The overall objective of the ROAM project is to investigate and demonstrate the use of the orbital angular momentum (OAM) modes of light for communications and networking. Two are the primary objectives. The firs objective is to exploit the use of OAM modes in optical fibres as a disruptive means of increasing optical fibre transmission capacity for short-reach high data density applications. A transmission testbed utilising OAM multiplexing and wavelength division multiplexing (WDM) dimensions will be demonstrated. The target will be a 10x or more capacity increase by employing 10 or more OAM multiplexed channels over a conventional WDM system. The combination of 10x OAM states with 16 wavelength channels will provide a total of 160 multiplexed channels. Full compatibility with legacy technologies will be demonstrated. Speciality fibres will be employed to support OAM modes transmission in the range up to 2 km. The second objective is to exploit the use of OAM domain as a switching resource in conjunctions with the wavelength domain to significantly improve the scalability and the power consumption of the switches in data-centres applications.

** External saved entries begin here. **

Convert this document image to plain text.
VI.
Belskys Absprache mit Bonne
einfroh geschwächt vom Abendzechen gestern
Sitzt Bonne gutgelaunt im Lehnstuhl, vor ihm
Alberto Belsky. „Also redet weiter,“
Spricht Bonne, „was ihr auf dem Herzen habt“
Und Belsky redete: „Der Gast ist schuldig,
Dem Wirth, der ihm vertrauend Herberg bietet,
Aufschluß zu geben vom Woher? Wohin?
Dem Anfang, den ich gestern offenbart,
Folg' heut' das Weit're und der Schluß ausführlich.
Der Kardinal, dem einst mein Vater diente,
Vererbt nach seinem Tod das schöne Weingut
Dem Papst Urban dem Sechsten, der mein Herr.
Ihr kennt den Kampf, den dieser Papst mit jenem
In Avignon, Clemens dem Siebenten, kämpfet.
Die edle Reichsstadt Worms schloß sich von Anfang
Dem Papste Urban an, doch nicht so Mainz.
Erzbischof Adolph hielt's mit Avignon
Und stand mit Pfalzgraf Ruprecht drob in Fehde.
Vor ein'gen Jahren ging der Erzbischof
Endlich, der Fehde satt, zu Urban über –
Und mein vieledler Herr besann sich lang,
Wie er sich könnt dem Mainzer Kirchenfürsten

A 10x improvement of the scalability of the data-centre switches will be targeted with the study and development of an OAM-based switch compatible with the WDM layer. A switch exploiting 10 OAM modes and 16 wavelengths as switching domains will be implemented. The developed two-layer switch will enable a more than 10x reduction of power consumption/Gb/s with respect to the current commercial switches. OAM switch configuration time of 100 ns will be demonstrated, with 8x improvement with respect to commercial switches. The project goals will be enabled by integrated high performance OAM components build on silicon photonics technology. ROAM consortium is composed by three universities, two research institutes, and two large companies, with the required knowledge and infrastructures to satisfy the project objectives.